Data Branches

Open in Github.

This guide will walk you through the core features of bauplan data catalog.

  • Create new data branches.

  • Import new data as Iceberg tables.

  • Merge branches.

With bauplan, all tables created through uploads or business logic can be materialized and persisted in a data catalog as Iceberg Tables. A distinctive feature of bauplan is its ability to create branches of your data lake and write data artifacts within them. We call these data branches. Think of them as sandboxed data environments where you can manipulate production data without affecting the primary production environment. Data branches are powerful tools that allow your team to explore, develop, and debug data artifacts and pipelines before merging them into the main production environment—similar to code version control.

Create a branch

Data branches are relative to your username, so you must prefix branch names with your username. The default setting is that you are allowed to write in your own branches, but you can only read from somebody else’s branches.

bauplan branch create <YOUR_USERNAME>.<YOUR_BRANCH_NAME>

For example, to create a branch named hello_bauplan and switch to it:

bauplan branch create <YOUR_USERNAME>.hello_bauplan
bauplan checkout <YOUR_USERNAME>.hello_bauplan

To see your current branch, run bauplan branch. This command displays all your branches, marking your active branch with a green star.

bauplan branch

To see the content of your newly created data branch:

bauplan table

Note

Even without writing new tables, your branch isn’t empty. As it’s a zero-copy of the main branch, it contains all tables existing in main.

Import data in a branch

To import data into a branch, you’ll need a public S3 bucket with ListObject permission enabled (here is an example of json S3 permissions)

We provide a public bucket with an open dataset to get started.

Make sure you’re in your target branch:

bauplan branch checkout <YOUR_USERNAME>.<YOUR_BRANCH_NAME>

Then create and import a new table:

bauplan table create --name <YOUR_USERNAME>_green_taxi_table --search-uri 's3://alpha-hello-bauplan/green-taxi/*.parquet'
bauplan table import --name <YOUR_USERNAME>_green_taxi_table --search-uri 's3://alpha-hello-bauplan/green-taxi/*.parquet'

To verify the table creation:

bauplan table get <YOUR_USERNAME>_green_taxi_table

For detailed information about importing data, schema conflict resolution, and using the Python SDK for imports, see the Import data. concept page.

Merge a branch

To merge your hello_bauplan branch into the main branch:

  1. Review the differences between branches:

    bauplan branch diff main
    

    You can compare your active branch with the main branch to identify the differences. This comparison will show which tables exist in one branch but not the other.

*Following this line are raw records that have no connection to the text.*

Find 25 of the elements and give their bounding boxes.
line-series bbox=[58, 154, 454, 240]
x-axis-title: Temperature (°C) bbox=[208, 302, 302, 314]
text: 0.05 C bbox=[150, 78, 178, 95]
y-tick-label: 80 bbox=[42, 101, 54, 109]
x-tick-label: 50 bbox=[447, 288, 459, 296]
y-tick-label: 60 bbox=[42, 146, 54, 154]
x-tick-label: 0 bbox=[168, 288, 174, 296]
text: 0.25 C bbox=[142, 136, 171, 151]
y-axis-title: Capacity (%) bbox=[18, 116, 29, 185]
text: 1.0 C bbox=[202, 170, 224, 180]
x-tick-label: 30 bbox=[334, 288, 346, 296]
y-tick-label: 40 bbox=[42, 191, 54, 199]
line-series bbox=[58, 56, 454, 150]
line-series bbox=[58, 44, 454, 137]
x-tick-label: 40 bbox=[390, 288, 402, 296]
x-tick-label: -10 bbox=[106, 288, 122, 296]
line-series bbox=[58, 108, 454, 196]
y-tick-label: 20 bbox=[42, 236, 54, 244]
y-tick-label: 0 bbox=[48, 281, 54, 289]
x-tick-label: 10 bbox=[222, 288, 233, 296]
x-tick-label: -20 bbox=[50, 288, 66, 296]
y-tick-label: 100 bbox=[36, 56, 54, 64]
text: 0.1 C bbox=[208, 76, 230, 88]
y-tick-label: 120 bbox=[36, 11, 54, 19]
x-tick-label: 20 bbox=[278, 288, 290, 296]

  2. Switch to main and merge:

    bauplan branch checkout main
    bauplan branch merge <YOUR_USERNAME>.<YOUR_BRANCH_NAME>
    
  3. Check the schema of the merged table:

    bauplan table
    bauplan table get <YOUR_USERNAME>_green_taxi_table
    

You can now query the table. For example, to find out how many records are in the table:

bauplan query "SELECT COUNT(lpep_pickup_datetime) as number_of_trips FROM <YOUR_USERNAME>_green_taxi_table"

👏👏 Congratulations, you just merged a data branch into the main data catalog!

Tip

  • Data branches are user-specific; always prefix branch names with your username.

  • For a complete command reference, please consult our reference documentation.

  • The bauplan data catalog supports additional operations like namespace management, removing tables, and deleting branches. See Data branches.